Eu não parei nas costas. Queria ver aquela carne branca marcada por inteiro. Dei a volta e fiquei de frente para ela, vendo Melissa arqueada, com os braços esticados pelas correntes. Meus olhos foram direto naqueles peitos que eu tanto queria.
— Olha como eles balançam... — falei, passando a mão bruta no bico de um dos seios dela.
Ela soltou um gemido alto enquanto eu apertava com força, quase esmagando a carne. Peguei o chicote e, em vez de bater, usei o cabo para circular a aréola dela. O couro estava frio, mas a pele dela fervia.
— Tá sentindo isso, Melissa? O seu pai vai moer esses seus peitos se você não se comportar.
Desci o olhar para baixo. A buceta dela estava bem ali, na altura dos meus olhos, toda aberta por causa da posição das pernas presas. Dava para ver que estava encharcada; o melaço escorria pelas coxas, brilhando na luz fraca do porão.
— Mas olha só que cadela imunda... tá toda molhadinha, né?
Enfiei dois dedos de uma vez dentro da buceta dela, sem nenhum carinho. Melissa deu um grito que ecoou pelo porão inteiro, as correntes chacoalhando enquanto ela tentava fechar as pernas, mas não conseguia. Eu mexia os dedos lá dentro com força, sentindo o aperto daquela carne quente e úmida, enquanto a outra mão voltava a chicotear a coxa dela.
— Chora, vadia! Grita pro seu pai! Você quer que eu enfie o chicote aqui dentro também? Ou prefere um cabo de vassoura?
Peguei o cabo de vassoura e coloquei bem no meio das pernas dela que ela gemeu loucamente pedindo pra enfiar tudo dentro dela.
...
POV: Melissa
Eu ouvi o primeiro estalo do couro contra o chão e meu corpo todo se contraiu. As correntes nos meus pulsos cortavam a pele, mas o que mais doía era o peso do olhar de Baltazar sobre mim. Eu estava nua, pendurada como um pedaço de carne no açougue, e o pior de tudo não era o medo... era o fato de que eu estava adorando ser tratada como escrava dele.
Quando o chicote beijou minhas pernas, um choque elétrico subiu direto para a minha buceta. Eu tentei fechar as coxas, mas as correntes me obrigavam a ficar escancarada para ele. Eu sou a filha dele, pelo amor de Deus, e ali estava eu, sentindo meus mamilos arderem de tesão só de ouvir a voz grossa dele me chamando de cadela.
— Ahhh! — o grito escapou quando o chicote rasgou a pele da minha bunda.

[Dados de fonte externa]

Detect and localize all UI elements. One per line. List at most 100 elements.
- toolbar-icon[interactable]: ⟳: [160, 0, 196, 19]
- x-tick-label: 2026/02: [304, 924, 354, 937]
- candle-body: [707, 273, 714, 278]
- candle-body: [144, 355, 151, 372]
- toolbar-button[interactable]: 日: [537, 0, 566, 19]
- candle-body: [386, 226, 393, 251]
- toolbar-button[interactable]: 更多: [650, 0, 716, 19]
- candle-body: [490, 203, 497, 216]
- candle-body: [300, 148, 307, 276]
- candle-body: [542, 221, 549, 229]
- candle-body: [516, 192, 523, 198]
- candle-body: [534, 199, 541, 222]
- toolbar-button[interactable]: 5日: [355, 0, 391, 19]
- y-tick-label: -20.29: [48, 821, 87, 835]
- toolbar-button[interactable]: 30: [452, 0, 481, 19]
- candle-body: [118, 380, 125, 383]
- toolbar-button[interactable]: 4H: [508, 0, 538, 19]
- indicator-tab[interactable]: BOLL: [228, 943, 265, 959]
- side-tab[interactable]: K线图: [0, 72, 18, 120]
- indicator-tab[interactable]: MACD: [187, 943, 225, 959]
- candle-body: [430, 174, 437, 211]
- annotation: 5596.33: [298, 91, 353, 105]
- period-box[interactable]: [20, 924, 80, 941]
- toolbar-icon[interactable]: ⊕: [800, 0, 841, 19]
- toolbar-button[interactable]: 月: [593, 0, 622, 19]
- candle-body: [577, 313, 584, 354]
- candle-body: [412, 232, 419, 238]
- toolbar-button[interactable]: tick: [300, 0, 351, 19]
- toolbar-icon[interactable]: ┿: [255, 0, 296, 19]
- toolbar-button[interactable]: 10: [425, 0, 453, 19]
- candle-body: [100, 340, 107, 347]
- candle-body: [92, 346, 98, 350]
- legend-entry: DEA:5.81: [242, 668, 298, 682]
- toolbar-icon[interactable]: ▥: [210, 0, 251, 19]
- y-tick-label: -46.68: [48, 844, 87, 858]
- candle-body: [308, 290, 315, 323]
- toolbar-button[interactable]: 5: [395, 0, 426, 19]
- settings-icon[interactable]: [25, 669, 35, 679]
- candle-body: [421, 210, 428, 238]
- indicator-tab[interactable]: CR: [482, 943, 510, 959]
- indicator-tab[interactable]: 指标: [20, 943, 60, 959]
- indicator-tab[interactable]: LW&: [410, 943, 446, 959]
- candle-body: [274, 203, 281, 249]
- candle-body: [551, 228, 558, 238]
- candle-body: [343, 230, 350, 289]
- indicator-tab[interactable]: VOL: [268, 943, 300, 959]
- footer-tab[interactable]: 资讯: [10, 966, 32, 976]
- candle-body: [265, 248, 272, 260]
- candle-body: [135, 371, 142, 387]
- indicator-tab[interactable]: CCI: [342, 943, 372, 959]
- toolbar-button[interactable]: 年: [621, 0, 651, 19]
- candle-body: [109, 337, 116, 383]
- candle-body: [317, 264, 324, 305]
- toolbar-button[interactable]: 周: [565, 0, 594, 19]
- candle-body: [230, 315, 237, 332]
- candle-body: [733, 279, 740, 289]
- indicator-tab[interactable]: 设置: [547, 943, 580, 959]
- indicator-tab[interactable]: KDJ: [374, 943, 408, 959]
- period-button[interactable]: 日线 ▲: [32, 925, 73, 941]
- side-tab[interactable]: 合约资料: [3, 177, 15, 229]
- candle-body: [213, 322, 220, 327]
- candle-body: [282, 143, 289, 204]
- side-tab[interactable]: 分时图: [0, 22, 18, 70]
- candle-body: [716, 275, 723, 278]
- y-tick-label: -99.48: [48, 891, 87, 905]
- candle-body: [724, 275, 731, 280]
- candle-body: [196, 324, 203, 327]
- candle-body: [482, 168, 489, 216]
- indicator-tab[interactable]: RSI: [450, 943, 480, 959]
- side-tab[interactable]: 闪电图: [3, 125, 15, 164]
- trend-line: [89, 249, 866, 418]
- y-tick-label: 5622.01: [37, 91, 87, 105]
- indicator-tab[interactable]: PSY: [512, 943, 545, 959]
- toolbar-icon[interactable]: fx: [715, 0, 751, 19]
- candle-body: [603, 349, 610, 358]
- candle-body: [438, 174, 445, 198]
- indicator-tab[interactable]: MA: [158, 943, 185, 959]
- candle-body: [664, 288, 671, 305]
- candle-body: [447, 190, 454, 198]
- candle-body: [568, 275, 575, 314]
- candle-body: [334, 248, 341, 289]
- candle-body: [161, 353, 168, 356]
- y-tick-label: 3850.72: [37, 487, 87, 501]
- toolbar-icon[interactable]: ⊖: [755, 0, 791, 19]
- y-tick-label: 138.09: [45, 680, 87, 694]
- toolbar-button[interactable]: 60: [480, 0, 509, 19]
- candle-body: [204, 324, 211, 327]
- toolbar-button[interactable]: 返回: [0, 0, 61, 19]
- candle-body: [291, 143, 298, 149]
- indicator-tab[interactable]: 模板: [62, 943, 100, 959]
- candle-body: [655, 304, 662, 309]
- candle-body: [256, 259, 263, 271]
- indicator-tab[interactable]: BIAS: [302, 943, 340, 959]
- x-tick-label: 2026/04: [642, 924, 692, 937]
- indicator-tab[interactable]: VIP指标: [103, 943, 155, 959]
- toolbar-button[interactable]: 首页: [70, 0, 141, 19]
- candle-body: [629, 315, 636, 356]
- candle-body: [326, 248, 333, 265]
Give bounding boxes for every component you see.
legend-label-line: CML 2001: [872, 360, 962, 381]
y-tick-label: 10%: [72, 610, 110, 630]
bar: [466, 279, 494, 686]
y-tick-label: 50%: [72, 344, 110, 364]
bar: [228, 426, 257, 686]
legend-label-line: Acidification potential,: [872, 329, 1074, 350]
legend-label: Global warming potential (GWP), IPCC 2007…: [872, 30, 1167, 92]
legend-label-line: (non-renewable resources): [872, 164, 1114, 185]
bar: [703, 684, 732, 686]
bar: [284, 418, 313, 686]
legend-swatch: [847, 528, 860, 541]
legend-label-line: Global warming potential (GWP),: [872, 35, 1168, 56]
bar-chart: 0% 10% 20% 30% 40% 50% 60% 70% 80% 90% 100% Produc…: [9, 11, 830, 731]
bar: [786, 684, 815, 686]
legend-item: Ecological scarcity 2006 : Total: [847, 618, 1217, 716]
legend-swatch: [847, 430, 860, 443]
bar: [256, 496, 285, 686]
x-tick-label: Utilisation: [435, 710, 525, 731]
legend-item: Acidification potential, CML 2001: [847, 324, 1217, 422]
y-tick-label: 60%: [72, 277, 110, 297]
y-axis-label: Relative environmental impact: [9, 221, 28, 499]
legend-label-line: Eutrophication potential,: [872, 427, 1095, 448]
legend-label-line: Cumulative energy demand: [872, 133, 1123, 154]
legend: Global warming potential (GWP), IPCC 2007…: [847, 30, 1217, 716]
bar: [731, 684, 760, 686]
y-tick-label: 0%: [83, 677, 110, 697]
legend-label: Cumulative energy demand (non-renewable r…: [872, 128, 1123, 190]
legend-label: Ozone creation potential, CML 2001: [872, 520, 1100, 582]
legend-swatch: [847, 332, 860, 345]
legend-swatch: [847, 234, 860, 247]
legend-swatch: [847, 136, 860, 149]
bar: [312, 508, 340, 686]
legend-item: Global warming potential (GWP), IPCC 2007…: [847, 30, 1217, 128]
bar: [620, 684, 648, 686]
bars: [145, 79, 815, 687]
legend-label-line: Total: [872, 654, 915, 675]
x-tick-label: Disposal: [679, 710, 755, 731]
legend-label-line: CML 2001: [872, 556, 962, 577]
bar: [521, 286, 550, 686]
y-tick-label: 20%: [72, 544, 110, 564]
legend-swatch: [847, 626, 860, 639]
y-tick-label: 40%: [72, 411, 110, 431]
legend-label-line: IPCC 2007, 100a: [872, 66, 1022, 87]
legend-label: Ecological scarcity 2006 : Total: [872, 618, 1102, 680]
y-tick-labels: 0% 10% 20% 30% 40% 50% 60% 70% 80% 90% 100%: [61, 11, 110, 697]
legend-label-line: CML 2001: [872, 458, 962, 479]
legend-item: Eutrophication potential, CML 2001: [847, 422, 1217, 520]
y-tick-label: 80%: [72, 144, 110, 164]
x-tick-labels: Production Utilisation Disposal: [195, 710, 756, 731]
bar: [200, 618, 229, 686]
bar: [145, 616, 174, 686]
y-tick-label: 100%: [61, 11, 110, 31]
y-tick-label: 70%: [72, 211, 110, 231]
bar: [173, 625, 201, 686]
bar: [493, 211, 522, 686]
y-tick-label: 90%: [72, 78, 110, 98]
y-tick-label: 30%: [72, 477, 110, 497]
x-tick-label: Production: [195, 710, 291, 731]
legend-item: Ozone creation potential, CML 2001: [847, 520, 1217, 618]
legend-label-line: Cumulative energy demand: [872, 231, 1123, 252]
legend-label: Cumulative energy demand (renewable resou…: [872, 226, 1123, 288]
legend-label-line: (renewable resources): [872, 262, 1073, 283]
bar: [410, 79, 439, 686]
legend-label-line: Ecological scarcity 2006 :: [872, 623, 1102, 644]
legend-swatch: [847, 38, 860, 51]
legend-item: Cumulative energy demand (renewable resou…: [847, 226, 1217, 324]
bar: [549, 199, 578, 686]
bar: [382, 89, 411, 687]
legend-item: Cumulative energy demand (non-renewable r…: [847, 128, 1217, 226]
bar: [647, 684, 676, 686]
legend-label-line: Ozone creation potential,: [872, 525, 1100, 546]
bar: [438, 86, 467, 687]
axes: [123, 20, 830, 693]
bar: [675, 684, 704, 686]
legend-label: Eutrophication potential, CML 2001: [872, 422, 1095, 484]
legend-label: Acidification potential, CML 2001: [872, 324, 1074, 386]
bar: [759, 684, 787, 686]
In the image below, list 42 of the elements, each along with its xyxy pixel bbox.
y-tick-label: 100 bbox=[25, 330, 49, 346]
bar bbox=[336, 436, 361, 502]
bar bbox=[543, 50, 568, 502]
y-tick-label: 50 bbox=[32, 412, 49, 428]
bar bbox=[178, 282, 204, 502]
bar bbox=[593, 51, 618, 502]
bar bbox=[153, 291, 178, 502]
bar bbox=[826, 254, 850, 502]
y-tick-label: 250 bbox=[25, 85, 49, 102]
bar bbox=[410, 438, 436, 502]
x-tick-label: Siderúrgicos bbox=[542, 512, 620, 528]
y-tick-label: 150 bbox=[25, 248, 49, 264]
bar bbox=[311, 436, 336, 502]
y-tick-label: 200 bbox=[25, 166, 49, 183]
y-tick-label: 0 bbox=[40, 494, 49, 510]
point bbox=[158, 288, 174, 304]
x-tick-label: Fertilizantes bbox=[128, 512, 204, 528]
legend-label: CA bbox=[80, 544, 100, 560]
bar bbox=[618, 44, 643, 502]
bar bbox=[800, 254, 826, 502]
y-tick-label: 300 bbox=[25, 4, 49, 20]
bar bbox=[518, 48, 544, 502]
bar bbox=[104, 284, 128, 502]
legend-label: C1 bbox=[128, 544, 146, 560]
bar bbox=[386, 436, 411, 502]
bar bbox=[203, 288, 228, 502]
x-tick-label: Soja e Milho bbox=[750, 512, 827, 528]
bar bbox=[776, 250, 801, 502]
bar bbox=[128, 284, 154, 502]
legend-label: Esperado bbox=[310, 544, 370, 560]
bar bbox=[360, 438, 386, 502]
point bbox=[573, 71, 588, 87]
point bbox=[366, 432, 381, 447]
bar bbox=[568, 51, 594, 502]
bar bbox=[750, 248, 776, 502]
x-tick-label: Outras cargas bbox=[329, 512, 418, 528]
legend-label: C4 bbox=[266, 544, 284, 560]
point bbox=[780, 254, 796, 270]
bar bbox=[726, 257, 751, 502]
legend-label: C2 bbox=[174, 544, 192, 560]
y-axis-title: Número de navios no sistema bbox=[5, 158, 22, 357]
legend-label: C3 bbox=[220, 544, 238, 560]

A dor era quente, latejante. Eu senti a marca vermelha subindo e o calor se espalhando. Eu queria implorar para ele parar, mas dava bastante excitada pra isso. Quando ele veio para a minha frente e apertou meus seios com aquela mão pesada, eu perdi o ar. Ele não tinha delicadeza; ele queria me machucar, queria deixar claro que aqueles peitos eram dele para esmagar quando quisesse.
Eu fechei os olhos, mas não consegui escapar da humilhação. Senti os dedos dele entrando em mim de forma bruta, sem aviso. Ele não estava me acariciando, ele estava me invadindo. Eu estava tão encharcada que meus próprios sucos escorriam pelos dedos dele, e o som daquela umidade sendo revirada no meio do porão era a coisa mais suja que eu já tinha ouvido.
Depois, ele voltou com o cabo de vassoura. Na hora, me tremi toda. Por que diabo ele estava fazendo aquilo com aquela vassoura? Foi então que ele abriu minhas pernas e senti o cabo entrar.
— Oh, pai, por favor... está me machucando...
Não adiantava o jeito que eu falava, nem que eu implorasse. Poderia chorar, gritar, pedir socorro, mas, em vez disso, eu estava ali, pelada e amarrada, pendurada naquele porão enquanto sentia o cabo de vassoura entrar na minha xota. Fechei os olhos e senti uma sensação estranha; será que era prazer? De repente, pensei que estava transando com meu namorado. Mas, ao abrir os olhos, estava lá: o meu pai. O homem que me deu a vida, me masturbando com aquele cabo de vassoura... Tive um orgasmo...
Não aguentei e falei a palavra mágica:
— Xoxota Molhada!
Ele soltou o cabo, que caiu no chão, e me tirou das correntes. Foi uma experiência que nunca iria esquecer. Depois, saímos do porão; toda aquela fantasia tinha acabado e voltamos para a realidade.